The separation of ten beta-blockers has been investigated in NACE systems using heptakis(2,3-di-O-methyl-6-O-sulfo)-beta-CD (HDMS-beta-CD) and heptakis(2,3-di-O-acetyl-6-O-sulfo)-beta-CD (HDAS-beta-CD). The influence on enantioresolution, mobility difference and selectivity of the nature of both anionic CD and BGE anion as well as their concentrations were studied by means of a multivariate approach. A D-optimal design with 25 experimental points was applied. For all studied analytes, the enantiomeric resolution was shown to be significantly influenced by both CD nature and concentration. Except for two compounds, HDAS-beta-CD was found to give higher enantioresolution values than HDMS-beta-CD. The best enantioseparation for all compounds was achieved in the presence of a high chiral selector concentration and for most of them at a low BGE anion concentration. For each investigated compound, operating conditions leading to the best enantiomeric resolution were deduced. A generic NACE system was then recommended, namely 10 mM ammonium acetate and 40 mM HDAS-beta-CD in methanol acidified with 0.75 M formic acid. This generic system was able to completely resolve the enantiomers of all beta-blockers, with a R(s) value of at least 4. Finally, the optimal conditions obtained modelling resolution, mobility difference and selectivity were compared.

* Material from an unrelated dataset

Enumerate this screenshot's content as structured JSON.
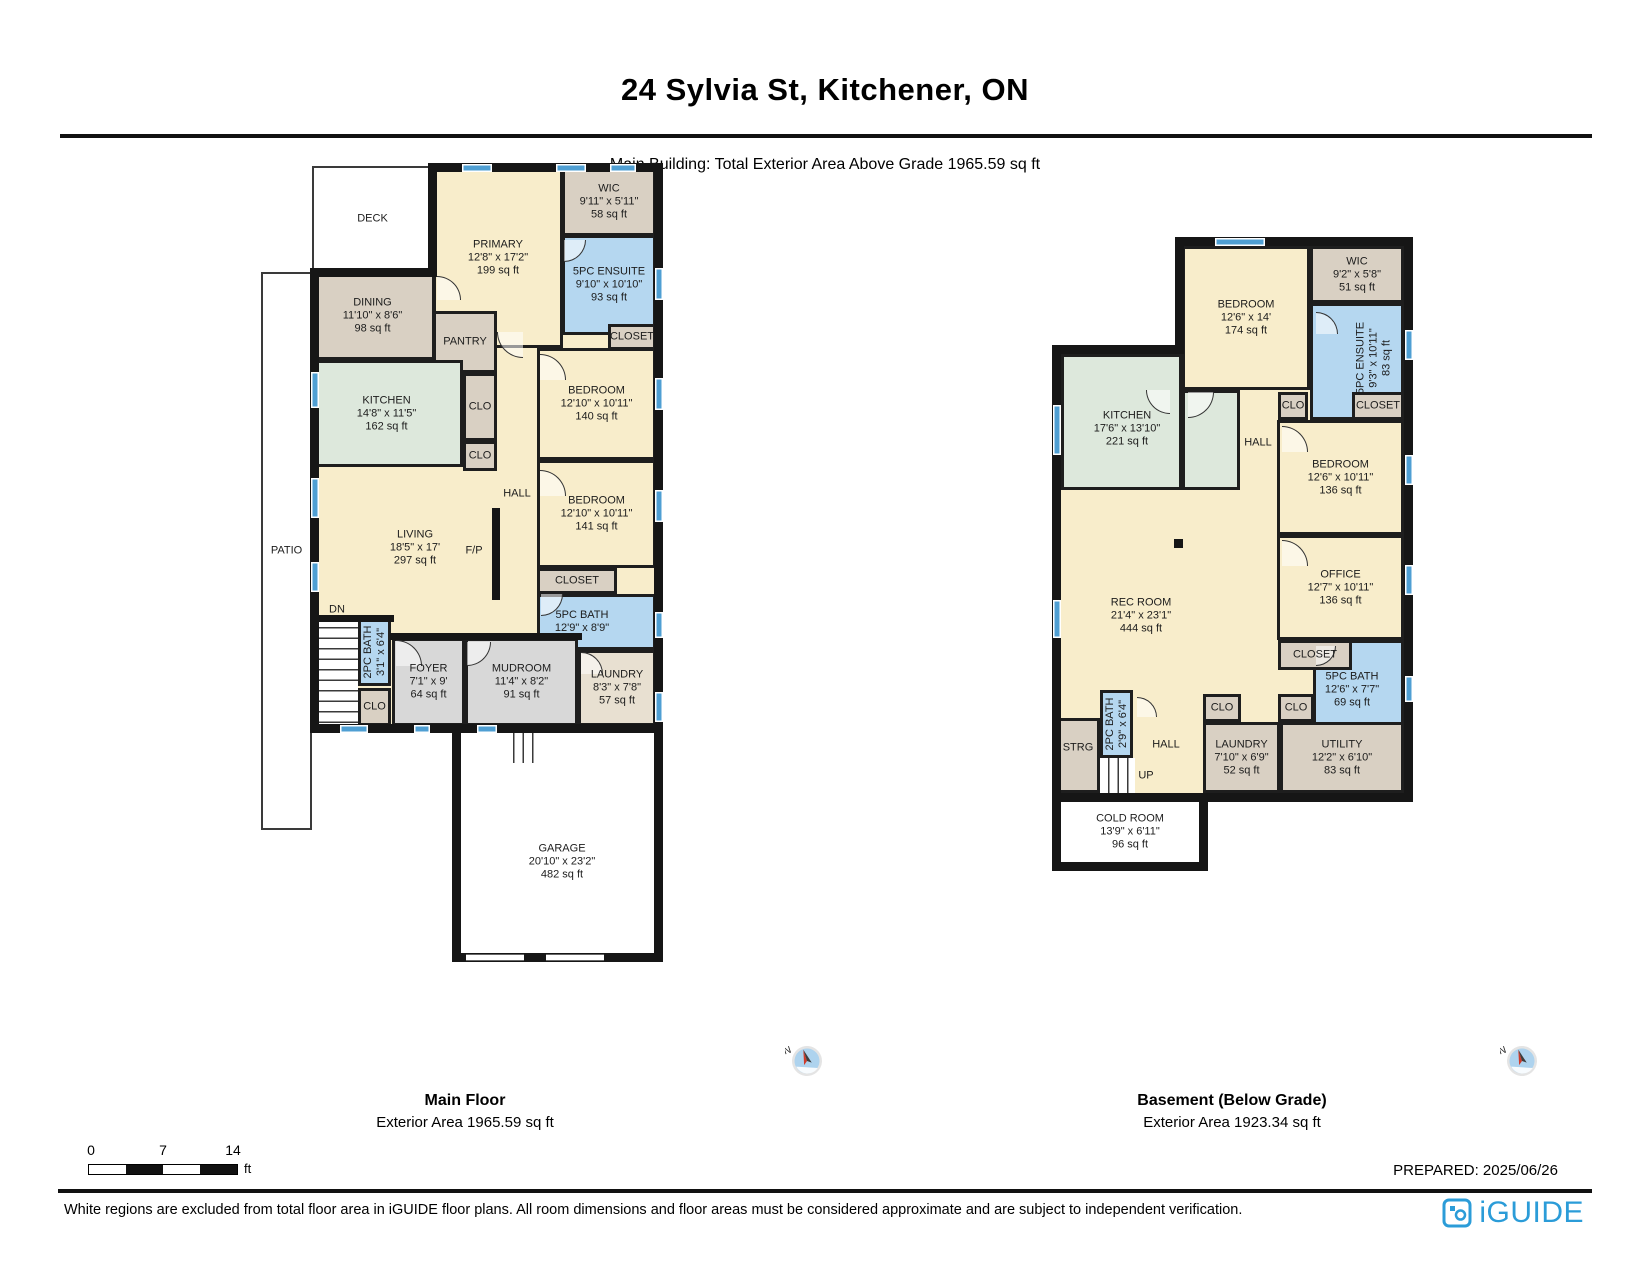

已在 NACE 体系中用七(2,3-二-O-甲基-6-O-磺酸基)-β-CD(HDMS-β-CD)和七(2,3-二-O-乙酰基-6-O-磺酸基)-β-CD(HDAS-β-CD)研究了 10 种β-阻滞剂的分离。通过多元方法研究了阴离子 CD 和 BGE 阴离子的性质及其浓度对映体拆分度、迁移率差异和选择性的影响。应用了具有 25 个实验点的 D-最优设计。对于所有研究的分析物,对映体拆分度均明显受到 CD 性质和浓度的影响。除了两种化合物外,HDAS-β-CD 被发现比 HDMS-β-CD 具有更高的对映体拆分度。对于所有化合物,在高手性选择器浓度下,并且对于大多数化合物在低 BGE 阴离子浓度下,均实现了最佳的对映体分离。为每种研究的化合物推导出了获得最佳对映体分辨率的操作条件。然后推荐了一个通用的 NACE 系统,即 10 mM 乙酸铵和 40 mM 甲醇中酸化的 HDAS-β-CD,其中甲酸浓度为 0.75 M。该通用系统能够完全拆分所有β-阻滞剂的对映异构体,R(s)值至少为 4。最后,比较了模型分辨率、迁移率差异和选择性的最佳条件。